I found Bob on a muddy Monday, lying on the couch in his bus. The room was stultifyingly hot from a wood fire Bob had burning for his comfort. And yet he was covered in a blanket.

He is surrounded by the clutter of his books (“Gray’s Anatomy” and “The Portable Curmudgeon” among them) and pictures (Marilyn Monroe, Marlee Matlin and about a hundred friends) that cover the walls of the bus. It looks like a museum.

A T-shirt is draped over the back of the couch where Bob is resting. The shirt reads “Free Thinker.” Appropriate.

Bob is weak but in good spirits and looking toward his death as he always looked at his life, with good-natured acceptance along with his usual delightfully skewed approach.

“I’m happy and warm,” he told me, “cozy, contented. I’ve got a lot of writing to do. I’m getting my affairs in order.”

He won’t have time to finish the book he always wanted to write about his father, Ed Waldmire. Ed founded the Cozy Dog restaurant in Springfield and is generally credited with inventing the hot dog on a stick. Ed was a colorful personality all his own, and much of his life and personality still permeates the Cozy Dog.

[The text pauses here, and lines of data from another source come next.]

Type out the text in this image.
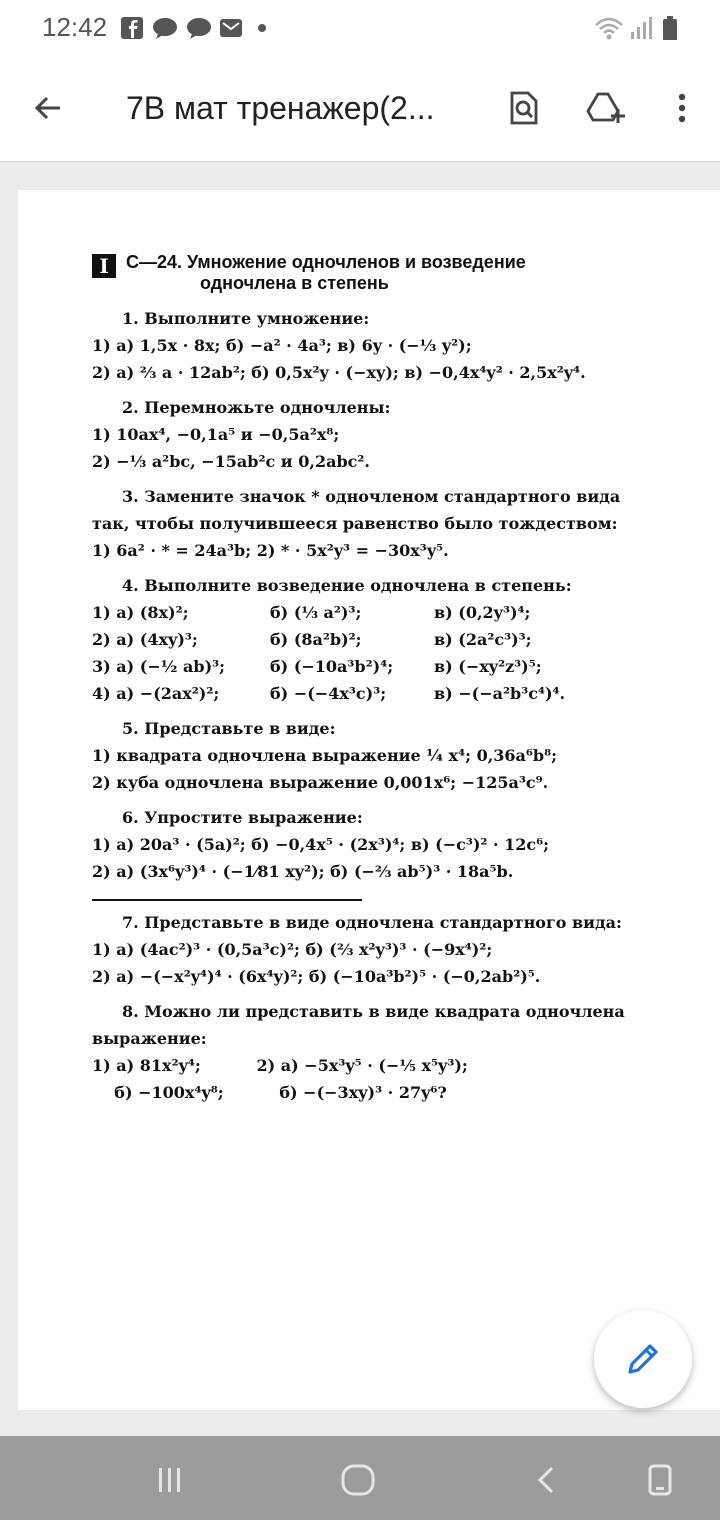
12:42
7В мат тренажер(2...
I С—24. Умножение одночленов и возведение
одночлена в степень
1. Выполните умножение:
1) а) 1,5x · 8x; б) −a² · 4a³; в) 6y · (−⅓ y²);
2) а) ⅔ a · 12ab²; б) 0,5x²y · (−xy); в) −0,4x⁴y² · 2,5x²y⁴.
2. Перемножьте одночлены:
1) 10ax⁴, −0,1a⁵ и −0,5a²x⁸;
2) −⅓ a²bc, −15ab²c и 0,2abc².
3. Замените значок * одночленом стандартного вида
так, чтобы получившееся равенство было тождеством:
1) 6a² · * = 24a³b; 2) * · 5x²y³ = −30x³y⁵.
4. Выполните возведение одночлена в степень:
1) а) (8x)²;	б) (⅓ a²)³;	в) (0,2y³)⁴;
2) а) (4xy)³;	б) (8a²b)²;	в) (2a²c³)³;
3) а) (−½ ab)³;	б) (−10a³b²)⁴;	в) (−xy²z³)⁵;
4) а) −(2ax²)²;	б) −(−4x³c)³;	в) −(−a²b³c⁴)⁴.
5. Представьте в виде:
1) квадрата одночлена выражение ¼ x⁴; 0,36a⁶b⁸;
2) куба одночлена выражение 0,001x⁶; −125a³c⁹.
6. Упростите выражение:
1) а) 20a³ · (5a)²; б) −0,4x⁵ · (2x³)⁴; в) (−c³)² · 12c⁶;
2) а) (3x⁶y³)⁴ · (−1⁄81 xy²); б) (−⅔ ab⁵)³ · 18a⁵b.
7. Представьте в виде одночлена стандартного вида:
1) а) (4ac²)³ · (0,5a³c)²; б) (⅔ x²y³)³ · (−9x⁴)²;
2) а) −(−x²y⁴)⁴ · (6x⁴y)²; б) (−10a³b²)⁵ · (−0,2ab²)⁵.
8. Можно ли представить в виде квадрата одночлена
выражение:
1) а) 81x²y⁴;          2) а) −5x³y⁵ · (−⅕ x⁵y³);
б) −100x⁴y⁸;          б) −(−3xy)³ · 27y⁶?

Bob has finished a 16-page outline of what would have been his father’s biography. He calls it “The Story of Ed Waldmire and the Hot Dog on a Stick.” A thousand of them will be printed. Many will be given away as gifts. Others will be sold for $1 at the Cozy Dog.

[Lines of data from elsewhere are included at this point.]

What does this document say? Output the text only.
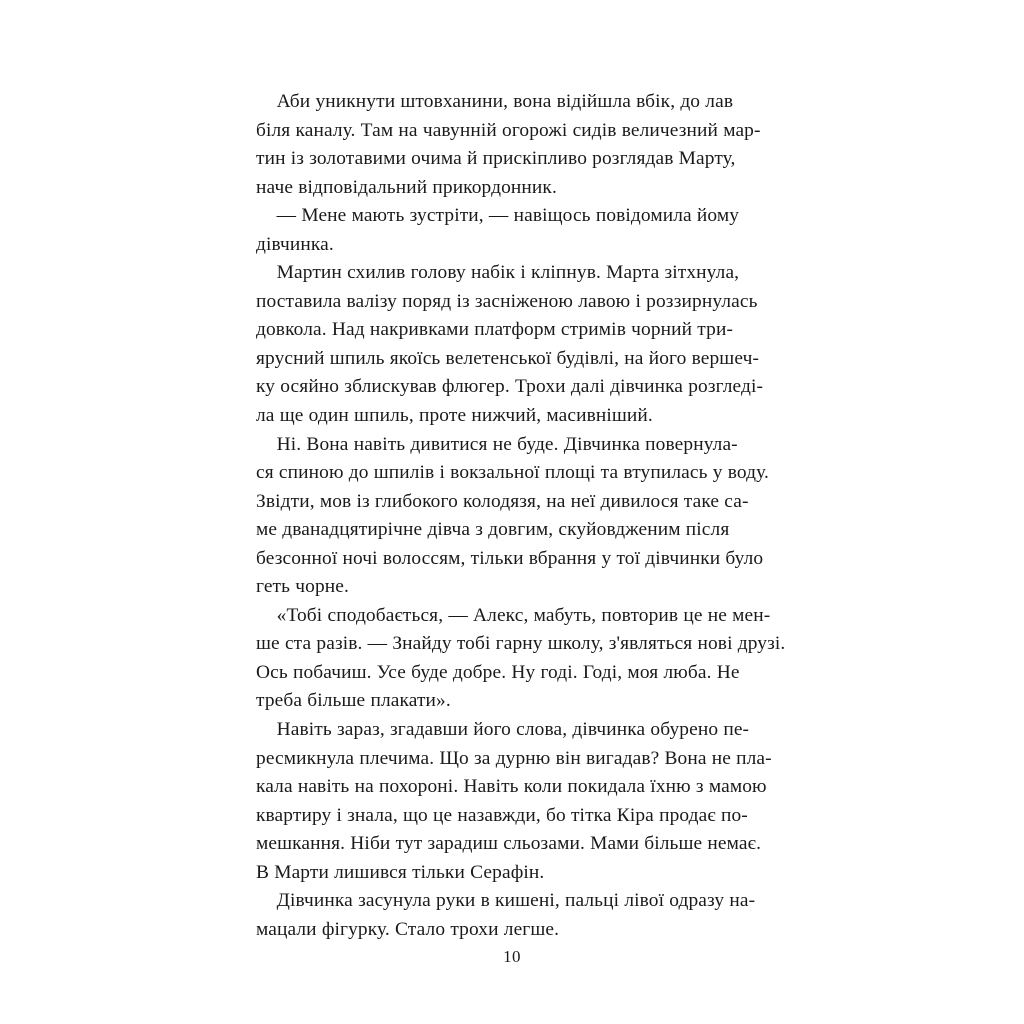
Аби уникнути штовханини, вона відійшла вбік, до лав
біля каналу. Там на чавунній огорожі сидів величезний мар-
тин із золотавими очима й прискіпливо розглядав Марту,
наче відповідальний прикордонник.

— Мене мають зустріти, — навіщось повідомила йому
дівчинка.

Мартин схилив голову набік і кліпнув. Марта зітхнула,
поставила валізу поряд із засніженою лавою і роззирнулась
довкола. Над накривками платформ стримів чорний три-
ярусний шпиль якоїсь велетенської будівлі, на його вершеч-
ку осяйно зблискував флюгер. Трохи далі дівчинка розгледі-
ла ще один шпиль, проте нижчий, масивніший.

Ні. Вона навіть дивитися не буде. Дівчинка повернула-
ся спиною до шпилів і вокзальної площі та втупилась у воду.
Звідти, мов із глибокого колодязя, на неї дивилося таке са-
ме дванадцятирічне дівча з довгим, скуйовдженим після
безсонної ночі волоссям, тільки вбрання у тої дівчинки було
геть чорне.

«Тобі сподобається, — Алекс, мабуть, повторив це не мен-
ше ста разів. — Знайду тобі гарну школу, з'являться нові друзі.
Ось побачиш. Усе буде добре. Ну годі. Годі, моя люба. Не
треба більше плакати».

Навіть зараз, згадавши його слова, дівчинка обурено пе-
ресмикнула плечима. Що за дурню він вигадав? Вона не пла-
кала навіть на похороні. Навіть коли покидала їхню з мамою
квартиру і знала, що це назавжди, бо тітка Кіра продає по-
мешкання. Ніби тут зарадиш сльозами. Мами більше немає.
В Марти лишився тільки Серафін.

Дівчинка засунула руки в кишені, пальці лівої одразу на-
мацали фігурку. Стало трохи легше.

10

He is also writing an open letter to friends and people he has never met, but who love Route 66 as he does. His letter will eventually be printed in the “Route 66 Pulse,” the newspaper of the Route 66 Alliance.

Aside from his old school bus, there is the 1972 Volkswagen van that he has steered up and down 66 “more times than I can count.” The van will go to the Route 66 Alliance museum in Tulsa, where it will be on permanent display.

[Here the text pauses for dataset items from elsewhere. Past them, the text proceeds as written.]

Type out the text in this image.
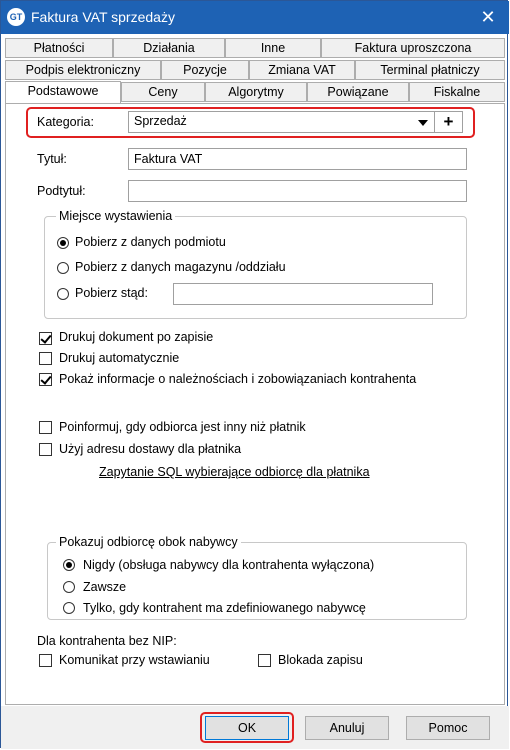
GT Faktura VAT sprzedaży	✕
Płatności	Działania	Inne	Faktura uproszczona
Podpis elektroniczny	Pozycje	Zmiana VAT	Terminal płatniczy
Ceny	Algorytmy	Powiązane	Fiskalne
Podstawowe
Kategoria:	Sprzedaż	+
Tytuł:	Faktura VAT
Podtytuł:
Miejsce wystawienia
Pobierz z danych podmiotu
Pobierz z danych magazynu /oddziału
Pobierz stąd:
Drukuj dokument po zapisie
Drukuj automatycznie
Pokaż informacje o należnościach i zobowiązaniach kontrahenta
Poinformuj, gdy odbiorca jest inny niż płatnik
Użyj adresu dostawy dla płatnika
Zapytanie SQL wybierające odbiorcę dla płatnika
Pokazuj odbiorcę obok nabywcy
Nigdy (obsługa nabywcy dla kontrahenta wyłączona)
Zawsze
Tylko, gdy kontrahent ma zdefiniowanego nabywcę
Dla kontrahenta bez NIP:
Komunikat przy wstawianiu	Blokada zapisu
OK	Anuluj	Pomoc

“The most crucial of things was to get its future secured,” Bob says of the van. That leaves only his 1965 Mustang, on which he once painted a map of Route 66 that extends from the hood to the trunk. Its future is a loose end Bob has yet to tie up.

The hundreds of papers, books and drawings that comprise the archives of Bob and Ed Waldmire will be moved to a building near the home of Buz Waldmire, Bob’s brother.

Lying on his couch, Bob motions behind him, where, just a few yards away, another brother, Bill, is working at his Cardinal Hill Candles & Crafts. He motions in the other direction, where Buz lives just down the road. A brother on one side, a brother on the other helps him feel secure.

When the time comes, he says, hospice nurses will come to the bus to care for him. He has his pain meds and his bottles of Ensure for nutrition. He has even begun eating food he would never eat before.

“I have suspended my vegan lifestyle,” he says. “I’ve been enjoying something I haven’t had in 20 years, but it used to be one of my favorites.”

That is cottage cheese, scooped up with a chip and doused with salsa.

He ate an egg.

“I hadn’t had one of those in 20 years either,” Bob says. “I cracked one and put it into a pan and sizzled it with some potatoes. I had an egg sandwich just like I used to have when I was a kid.

“The egg came from chickens owned by (local artist and long-time friend) Bill Crook and his wife, Wendy. They’re happy chickens that won’t ever be slaughtered, so I felt OK about that.”

Worrying about how chickens feel. That’s Bob.

I asked him how long he has had cancer. He knew about it 10 years ago. A doctor found a polyp in his colon that didn’t look good. The doc offered to take it out for him. Bob said he had to think about it. He didn’t think about it long. He never went back.

That, too, is Bob.

“See,” he says, “I came to a fork in the road in about 1983. I took the path that didn’t have hospitals and clinics. So with this, I took the path of nature, allowing my own immune system to wage the battle.”

He knew what that probably would mean and he has no regrets. He did it his way. Now that the end is coming near, he is facing that his own way, too.

He plans to be cremated. Half of his ashes will be placed next to those of his parents. The other half will be given to friends who will sprinkle them along Route 66. Some ashes will be taken to Arizona where, you could say, he will return to the Chiricahua Mountains for good.